Several patrons of Rack ‘Em Up also spoke out in support of Wolfe and her business.

“When my fiancé and I discovered Rack ‘Em Up, one of the first things I realized was that she [Wolfe] ran an awesome pool hall,” said patron Dawn Young. “She was always friendly and outgoing, and the tournaments are run well. Except the one person she had to ban (Wolfe explained a patron attempted to start two fights), she’s never had another issue in there.”

“I go up there and shoot pool all the time,” said another patron. “I see no problems, and it’s a really nice establishment. They’re friendly, and I think it would be a really good thing to do.”

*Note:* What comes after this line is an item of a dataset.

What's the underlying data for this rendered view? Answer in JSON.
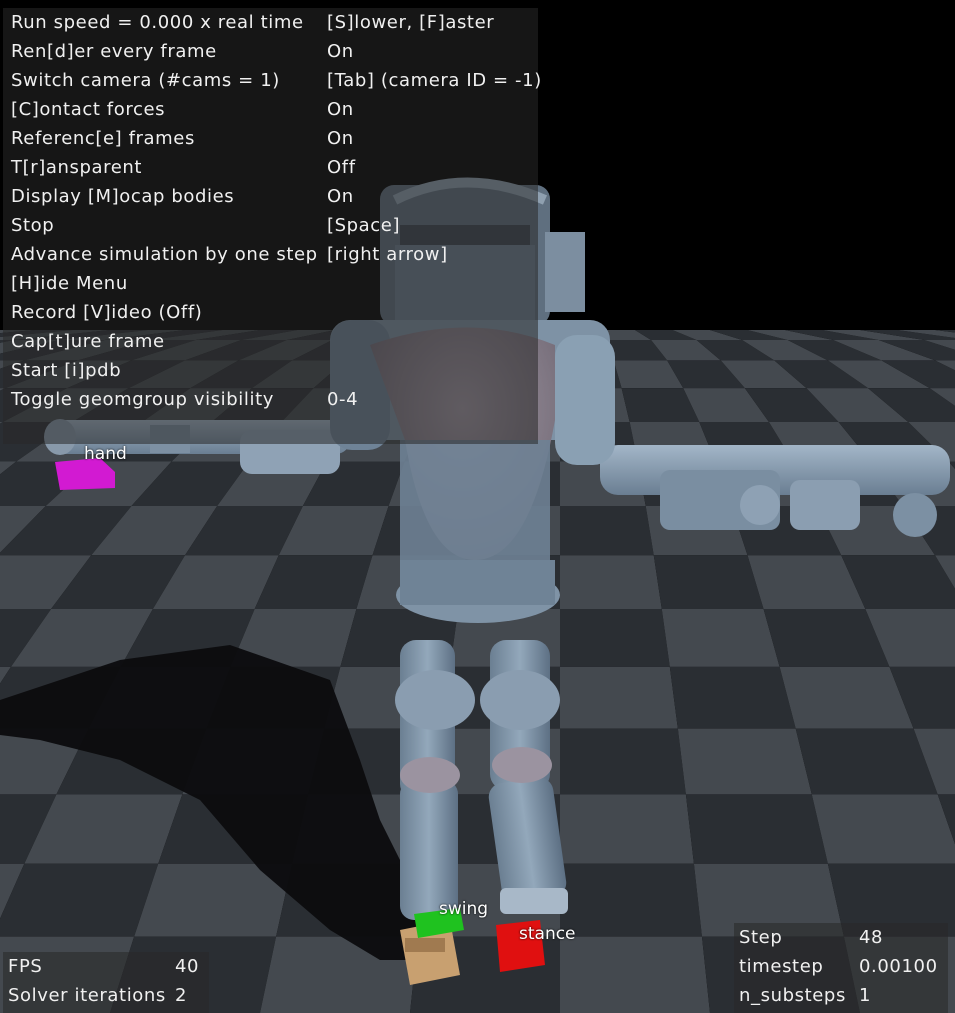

He noted that he even brings his son and nephew to play pool.

“This woman right here is doing a really good thing for this community,” said another patron, as she pointed to Wolfe. “We’ve got a lot of young kids that come up there, and it keeps them off the road. I take my grandson, and we spend hours on end up there shooting pool. She’s got a great thing going—let’s keep it going in this little county.”

When it came time for an Alderman to make a motion to accept the changes to the beer ordinance, the board sat in silence for several minutes. When no one made the motion, Graham began to tell Wolfe that there was no way her request could move forward, as no one had motioned.

Alderman Matthew Somers then made a motion, but his motion died for lack of a second.